El problema de la insuficiencia de oportunidades de empleo se sentirá de manera aguda en África, donde vive casi un tercio de esta generación. Pero los pronósticos no son el destino. Es por eso que el futuro del continente fue un tema central en la reciente cumbre del G7 en Apulia, Italia.
La necesidad de centrarse en el futuro de África es obvia, porque un mundo libre de pobreza en un planeta habitable seguirá siendo un objetivo difícil de alcanzar si el continente no puede aprovechar su abundante potencial y crear suficiente empleo y crecimiento económico. Y es igualmente claro que una estrategia exitosa para África se beneficiaría de la Asociación Internacional de Fomento (AIF), que maneja una poderosa herramienta de desarrollo: el financiamiento asequible.

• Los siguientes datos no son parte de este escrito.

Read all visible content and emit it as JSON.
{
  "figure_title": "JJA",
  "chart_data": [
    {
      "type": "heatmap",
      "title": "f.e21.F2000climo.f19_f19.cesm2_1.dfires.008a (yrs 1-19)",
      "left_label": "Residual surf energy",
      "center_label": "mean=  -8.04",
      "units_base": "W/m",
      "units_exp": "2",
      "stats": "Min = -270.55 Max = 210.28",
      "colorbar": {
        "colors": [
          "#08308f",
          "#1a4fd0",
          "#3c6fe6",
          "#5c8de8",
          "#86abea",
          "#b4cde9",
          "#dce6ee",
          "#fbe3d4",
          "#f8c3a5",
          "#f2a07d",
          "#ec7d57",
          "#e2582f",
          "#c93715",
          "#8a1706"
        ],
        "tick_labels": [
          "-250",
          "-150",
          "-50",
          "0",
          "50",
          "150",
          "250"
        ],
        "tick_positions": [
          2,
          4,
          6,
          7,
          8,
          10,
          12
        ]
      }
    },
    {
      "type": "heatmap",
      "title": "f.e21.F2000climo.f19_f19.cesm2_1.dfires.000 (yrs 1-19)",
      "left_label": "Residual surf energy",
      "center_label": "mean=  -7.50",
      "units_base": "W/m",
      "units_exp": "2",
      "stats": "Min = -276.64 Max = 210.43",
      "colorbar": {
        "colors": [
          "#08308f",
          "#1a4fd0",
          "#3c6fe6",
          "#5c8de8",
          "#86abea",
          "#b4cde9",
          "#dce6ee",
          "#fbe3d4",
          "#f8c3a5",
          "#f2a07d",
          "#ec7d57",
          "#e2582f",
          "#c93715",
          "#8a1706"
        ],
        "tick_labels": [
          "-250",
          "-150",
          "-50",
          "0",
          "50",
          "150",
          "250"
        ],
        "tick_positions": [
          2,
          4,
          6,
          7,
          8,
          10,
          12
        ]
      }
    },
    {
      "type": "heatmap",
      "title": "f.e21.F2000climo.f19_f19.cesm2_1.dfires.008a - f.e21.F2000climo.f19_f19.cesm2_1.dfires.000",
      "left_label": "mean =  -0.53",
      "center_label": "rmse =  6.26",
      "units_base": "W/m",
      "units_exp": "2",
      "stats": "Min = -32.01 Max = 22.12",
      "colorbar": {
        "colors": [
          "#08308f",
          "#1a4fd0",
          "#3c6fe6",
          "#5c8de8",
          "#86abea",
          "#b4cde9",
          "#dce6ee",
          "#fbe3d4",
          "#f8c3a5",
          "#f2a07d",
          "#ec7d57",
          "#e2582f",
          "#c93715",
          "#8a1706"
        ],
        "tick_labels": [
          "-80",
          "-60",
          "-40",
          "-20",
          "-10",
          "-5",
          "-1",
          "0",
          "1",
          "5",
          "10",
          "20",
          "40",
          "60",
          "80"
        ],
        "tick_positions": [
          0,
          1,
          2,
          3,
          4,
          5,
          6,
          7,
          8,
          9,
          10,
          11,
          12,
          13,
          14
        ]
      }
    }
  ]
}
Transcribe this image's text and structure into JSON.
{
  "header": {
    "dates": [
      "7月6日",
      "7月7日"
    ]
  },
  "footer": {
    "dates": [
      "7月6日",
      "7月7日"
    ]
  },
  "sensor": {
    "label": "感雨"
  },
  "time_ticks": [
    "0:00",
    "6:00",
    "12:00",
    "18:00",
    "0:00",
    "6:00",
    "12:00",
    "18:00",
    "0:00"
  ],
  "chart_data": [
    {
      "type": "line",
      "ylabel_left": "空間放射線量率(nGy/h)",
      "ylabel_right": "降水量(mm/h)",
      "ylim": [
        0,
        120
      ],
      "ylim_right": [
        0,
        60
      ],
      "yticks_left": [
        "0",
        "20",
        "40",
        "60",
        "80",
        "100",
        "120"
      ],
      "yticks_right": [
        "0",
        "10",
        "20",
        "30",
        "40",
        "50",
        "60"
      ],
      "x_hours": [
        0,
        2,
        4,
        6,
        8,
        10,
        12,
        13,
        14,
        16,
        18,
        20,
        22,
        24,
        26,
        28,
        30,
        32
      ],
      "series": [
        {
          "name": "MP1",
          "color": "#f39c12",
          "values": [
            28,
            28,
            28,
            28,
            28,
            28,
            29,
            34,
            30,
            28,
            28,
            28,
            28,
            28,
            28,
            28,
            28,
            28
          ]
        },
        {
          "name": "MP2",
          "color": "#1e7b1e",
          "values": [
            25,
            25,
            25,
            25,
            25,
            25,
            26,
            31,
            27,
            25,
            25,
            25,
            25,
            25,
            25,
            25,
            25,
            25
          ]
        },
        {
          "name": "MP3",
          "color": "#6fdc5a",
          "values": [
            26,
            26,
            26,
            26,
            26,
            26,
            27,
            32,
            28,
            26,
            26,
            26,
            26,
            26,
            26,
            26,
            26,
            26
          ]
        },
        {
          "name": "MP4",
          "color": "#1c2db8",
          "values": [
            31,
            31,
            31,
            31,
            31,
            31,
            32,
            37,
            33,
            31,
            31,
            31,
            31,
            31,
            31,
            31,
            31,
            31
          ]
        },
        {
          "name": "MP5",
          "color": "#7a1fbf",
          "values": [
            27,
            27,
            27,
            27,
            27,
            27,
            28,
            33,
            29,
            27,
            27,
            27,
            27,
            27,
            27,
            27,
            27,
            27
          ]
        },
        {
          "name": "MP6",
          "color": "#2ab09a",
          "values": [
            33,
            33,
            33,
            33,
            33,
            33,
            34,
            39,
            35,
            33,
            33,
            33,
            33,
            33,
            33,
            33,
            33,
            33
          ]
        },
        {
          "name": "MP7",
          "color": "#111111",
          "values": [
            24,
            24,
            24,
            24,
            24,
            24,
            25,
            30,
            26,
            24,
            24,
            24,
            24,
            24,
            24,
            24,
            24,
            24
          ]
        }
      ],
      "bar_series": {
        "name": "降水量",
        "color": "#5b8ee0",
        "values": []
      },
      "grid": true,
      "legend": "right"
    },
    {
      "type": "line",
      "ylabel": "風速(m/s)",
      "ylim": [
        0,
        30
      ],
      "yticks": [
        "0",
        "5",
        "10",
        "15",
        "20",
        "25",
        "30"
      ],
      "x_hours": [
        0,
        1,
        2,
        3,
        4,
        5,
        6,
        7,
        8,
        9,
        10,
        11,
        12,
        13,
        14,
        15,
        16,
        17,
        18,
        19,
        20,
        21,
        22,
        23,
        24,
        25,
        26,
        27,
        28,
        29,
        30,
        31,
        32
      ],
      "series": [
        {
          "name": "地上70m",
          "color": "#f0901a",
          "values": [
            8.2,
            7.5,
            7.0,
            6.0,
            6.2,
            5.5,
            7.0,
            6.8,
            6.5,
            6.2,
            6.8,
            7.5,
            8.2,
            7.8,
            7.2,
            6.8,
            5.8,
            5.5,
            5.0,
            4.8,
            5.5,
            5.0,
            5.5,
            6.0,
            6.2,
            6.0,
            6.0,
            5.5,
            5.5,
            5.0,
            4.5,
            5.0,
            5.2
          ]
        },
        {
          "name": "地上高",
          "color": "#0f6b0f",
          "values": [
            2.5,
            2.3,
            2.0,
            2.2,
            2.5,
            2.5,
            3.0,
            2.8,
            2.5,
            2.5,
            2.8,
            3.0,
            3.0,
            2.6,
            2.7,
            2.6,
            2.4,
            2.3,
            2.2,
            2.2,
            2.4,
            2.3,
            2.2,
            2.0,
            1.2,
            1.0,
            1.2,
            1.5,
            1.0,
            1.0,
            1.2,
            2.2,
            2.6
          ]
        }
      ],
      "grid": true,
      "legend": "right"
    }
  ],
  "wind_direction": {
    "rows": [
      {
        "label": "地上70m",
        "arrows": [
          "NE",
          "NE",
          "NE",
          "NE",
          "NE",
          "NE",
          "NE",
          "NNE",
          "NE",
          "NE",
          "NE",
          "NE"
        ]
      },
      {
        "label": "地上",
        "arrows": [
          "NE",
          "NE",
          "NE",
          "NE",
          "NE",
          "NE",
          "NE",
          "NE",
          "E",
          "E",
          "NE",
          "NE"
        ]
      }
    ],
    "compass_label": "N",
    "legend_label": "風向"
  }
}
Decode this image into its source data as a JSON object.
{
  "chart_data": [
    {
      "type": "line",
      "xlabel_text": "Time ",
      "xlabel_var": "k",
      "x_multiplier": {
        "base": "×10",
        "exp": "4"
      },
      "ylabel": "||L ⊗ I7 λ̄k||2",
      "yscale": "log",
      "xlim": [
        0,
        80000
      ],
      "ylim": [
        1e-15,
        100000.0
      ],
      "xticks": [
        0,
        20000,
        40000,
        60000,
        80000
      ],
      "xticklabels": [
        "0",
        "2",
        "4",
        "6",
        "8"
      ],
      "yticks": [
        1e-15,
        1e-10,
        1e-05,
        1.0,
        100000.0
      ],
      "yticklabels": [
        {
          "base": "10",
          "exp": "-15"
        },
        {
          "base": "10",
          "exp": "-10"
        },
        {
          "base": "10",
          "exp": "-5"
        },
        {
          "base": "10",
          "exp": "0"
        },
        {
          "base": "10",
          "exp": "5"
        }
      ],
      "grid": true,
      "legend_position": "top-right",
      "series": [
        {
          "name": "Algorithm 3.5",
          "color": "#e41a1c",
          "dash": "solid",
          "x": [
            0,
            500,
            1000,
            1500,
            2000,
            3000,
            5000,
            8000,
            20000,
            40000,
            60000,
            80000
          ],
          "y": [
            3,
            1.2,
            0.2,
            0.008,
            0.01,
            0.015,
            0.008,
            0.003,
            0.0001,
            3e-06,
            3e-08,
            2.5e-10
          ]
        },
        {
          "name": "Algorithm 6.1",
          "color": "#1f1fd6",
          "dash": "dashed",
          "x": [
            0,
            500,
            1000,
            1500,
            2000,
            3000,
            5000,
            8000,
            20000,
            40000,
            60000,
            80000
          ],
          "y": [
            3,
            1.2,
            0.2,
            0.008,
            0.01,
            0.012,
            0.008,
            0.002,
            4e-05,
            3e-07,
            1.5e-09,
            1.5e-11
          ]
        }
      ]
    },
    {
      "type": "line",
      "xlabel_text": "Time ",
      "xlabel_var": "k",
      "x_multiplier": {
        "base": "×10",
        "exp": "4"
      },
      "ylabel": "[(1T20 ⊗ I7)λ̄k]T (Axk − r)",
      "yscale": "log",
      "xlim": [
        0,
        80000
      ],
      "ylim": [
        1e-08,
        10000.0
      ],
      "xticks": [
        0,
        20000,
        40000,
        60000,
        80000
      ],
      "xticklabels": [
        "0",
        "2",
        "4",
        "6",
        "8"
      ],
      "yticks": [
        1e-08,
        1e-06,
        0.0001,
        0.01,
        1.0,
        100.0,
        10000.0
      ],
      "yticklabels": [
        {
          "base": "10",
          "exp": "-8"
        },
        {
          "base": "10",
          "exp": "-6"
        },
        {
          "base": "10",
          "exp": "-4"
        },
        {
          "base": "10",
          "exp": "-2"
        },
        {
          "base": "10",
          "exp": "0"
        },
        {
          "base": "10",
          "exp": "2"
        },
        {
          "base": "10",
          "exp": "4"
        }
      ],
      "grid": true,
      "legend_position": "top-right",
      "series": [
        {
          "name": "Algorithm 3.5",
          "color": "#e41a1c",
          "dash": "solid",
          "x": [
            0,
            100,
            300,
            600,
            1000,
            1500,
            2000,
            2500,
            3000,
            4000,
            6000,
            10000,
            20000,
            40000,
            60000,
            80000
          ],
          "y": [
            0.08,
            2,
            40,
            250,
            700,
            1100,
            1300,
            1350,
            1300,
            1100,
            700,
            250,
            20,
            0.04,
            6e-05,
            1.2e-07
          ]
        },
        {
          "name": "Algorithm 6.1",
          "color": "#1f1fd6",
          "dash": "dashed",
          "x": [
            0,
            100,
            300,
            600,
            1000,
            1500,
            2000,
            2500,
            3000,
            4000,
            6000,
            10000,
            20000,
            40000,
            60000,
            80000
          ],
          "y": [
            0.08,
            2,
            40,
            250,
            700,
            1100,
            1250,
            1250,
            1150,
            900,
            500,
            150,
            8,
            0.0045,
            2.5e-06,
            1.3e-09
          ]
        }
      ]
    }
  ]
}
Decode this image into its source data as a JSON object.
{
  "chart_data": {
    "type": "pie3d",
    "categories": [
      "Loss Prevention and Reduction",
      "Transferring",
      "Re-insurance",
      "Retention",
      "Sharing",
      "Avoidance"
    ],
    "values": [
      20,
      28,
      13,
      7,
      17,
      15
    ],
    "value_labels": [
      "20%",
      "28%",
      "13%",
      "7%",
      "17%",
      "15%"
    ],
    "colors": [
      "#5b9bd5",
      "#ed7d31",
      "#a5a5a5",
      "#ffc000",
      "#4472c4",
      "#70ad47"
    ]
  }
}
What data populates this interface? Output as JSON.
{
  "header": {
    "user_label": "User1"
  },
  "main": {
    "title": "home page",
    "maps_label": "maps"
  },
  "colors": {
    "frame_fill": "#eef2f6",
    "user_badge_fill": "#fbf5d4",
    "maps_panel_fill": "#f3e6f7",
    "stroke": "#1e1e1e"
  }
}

La tarea es inmensa porque los desafíos de África son grandes. Casi 500 millones de africanos viven en la pobreza, mientras que los conflictos, el cambio climático, la carga insostenible de la deuda y otras crisis ensombrecen las perspectivas económicas del continente.
Sin embargo, la buena noticia es que hay un camino hacia el progreso, como lo demuestran otros países que han prosperado mediante el uso de las donaciones y los préstamos a bajo interés de la AIF, la adopción de la buena gobernanza, la inversión en su población y el fomento de un clima de inversión favorable a las empresas. África podría tomar un camino similar, pero necesitará la ayuda de organizaciones como el G7 y otras.